From Raw Data to a Network
Sample: N = 344 employees, 78% response rate
Demographics: average age 47, average tenure 11 years, roughly gender-balanced
— 18 core insurance skills
— 7 software skills
— 4 social skills
Self-identity scales:
— "I consider myself an expert"
— "I consider myself a specialist"
Network nomination:
— "Who do you ask for advice?" (up to 5 names × 3 skill areas)
— Age
— Gender
— Tenure (years)
— Job level
— Leadership responsibility (yes/no)
Method: Three Studies in One Paper
The paper uses three studies that build on each other: first discover a pattern, then explain what drives it, then validate whether theoretical categories hold up.

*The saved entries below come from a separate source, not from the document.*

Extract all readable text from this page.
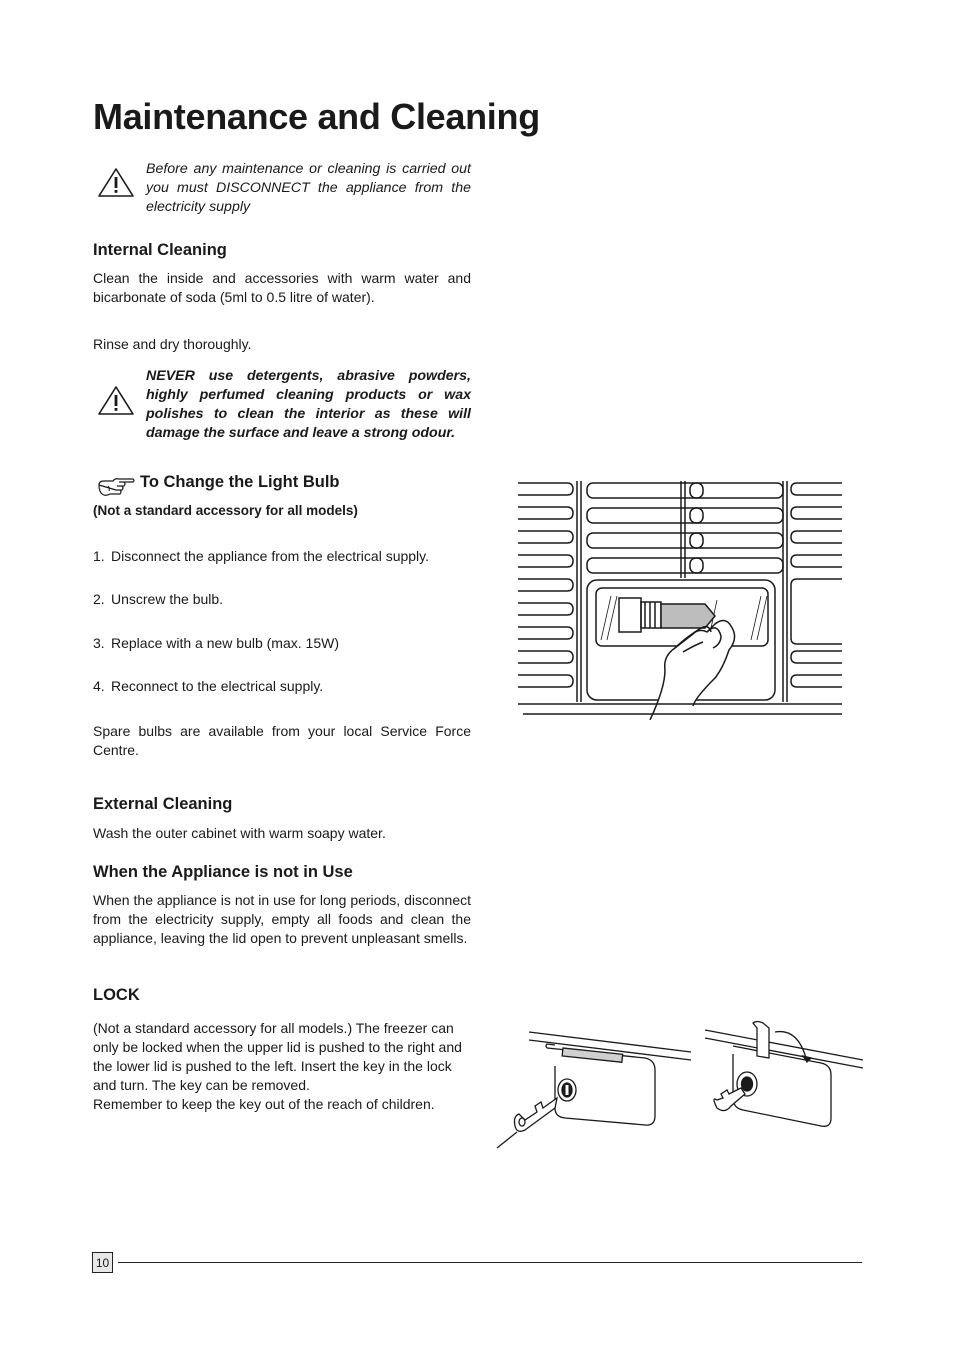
Maintenance and Cleaning
Before any maintenance or cleaning is carried out you must DISCONNECT the appliance from the electricity supply
Internal Cleaning

Clean the inside and accessories with warm water and bicarbonate of soda (5ml to 0.5 litre of water).

Rinse and dry thoroughly.

NEVER use detergents, abrasive powders, highly perfumed cleaning products or wax polishes to clean the interior as these will damage the surface and leave a strong odour.
To Change the Light Bulb
(Not a standard accessory for all models)
1. Disconnect the appliance from the electrical supply.
2. Unscrew the bulb.
3. Replace with a new bulb (max. 15W)
4. Reconnect to the electrical supply.

Spare bulbs are available from your local Service Force Centre.

External Cleaning

Wash the outer cabinet with warm soapy water.

When the Appliance is not in Use

When the appliance is not in use for long periods, disconnect from the electricity supply, empty all foods and clean the appliance, leaving the lid open to prevent unpleasant smells.

LOCK

(Not a standard accessory for all models.) The freezer can only be locked when the upper lid is pushed to the right and the lower lid is pushed to the left. Insert the key in the lock and turn. The key can be removed.
Remember to keep the key out of the reach of children.

10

| Study 1: Spearman Correlations | Study 2: ERGM | Study 3: Optimal Matching | |
|---|---|---|---|
| Question | Is being asked for advice tied to your real skill, or just to being popular? | What actually drives advice ties — after removing the network's own patterns? | Do real skill profiles match theoretical expert/specialist templates? |
| Method | Compute in-degree in 3 skill areas; correlate with self-rated skills (Spearman); compare correlations (Fisher z-test). | Build models in 3 steps: (1) baseline (edges + reciprocity); (2) network effects (in-degree, brokerage); (3) personal traits (expertise, skills, tenure). Compare via AIC. R ergm. |
Sort each person's 29 skills high→low; compute "distance" to ideal profiles (R TraMineR); correlate with self-ratings and centrality. |
| Plain English | Count who asks you in each area, then see if that number matches your actual ability — or just your popularity elsewhere. | A logistic regression for networks — test which factors make two people more likely to form a "who asks whom" tie. | Draw a template for "perfect expert" and "perfect specialist," then measure how far each person is from those templates. |
Finding 1: The Halo Effect
Result: Cross-domain in-degree correlations are significantly stronger than within-domain skill–in-degree correlations (Fisher z, p < .05). Exception: core insurance skills, where actual competence also matters.
i.e.: Once colleagues see you as a go-to person for insurance, they also come to you for software and social problems — even if you're not actually good at those. Being asked reflects reputation, not skill-by-skill competence.
Finding 2: What Drives Advice Ties (ERGM)
Core & software skill level — higher skill averages attract more ties.
Expertise identity — small positive effect.
Tenure — longer-tenured get asked more.
Similar tenure — joined around the same time → ask each other.
Same leadership level — managers ask managers.
Social skills — no effect.
Brokerage — negative; people skip middlemen.
i.e.: The network rewards "you helped me before" (reciprocity) and "you're genuinely skilled" (skill level). People ask those who are similar to themselves. But being a "specialist" or having social skills doesn't attract advice ties.
Finding 3: Skill Profiles vs. Theory
i.e.: People who call themselves "experts" really do have broad, high skill sets — the label matches reality. But "specialist" means different things: some are the only lawyer in the office (broad within their niche), others handle one narrow task among peers. The theoretical template only captured the second type, so the match failed.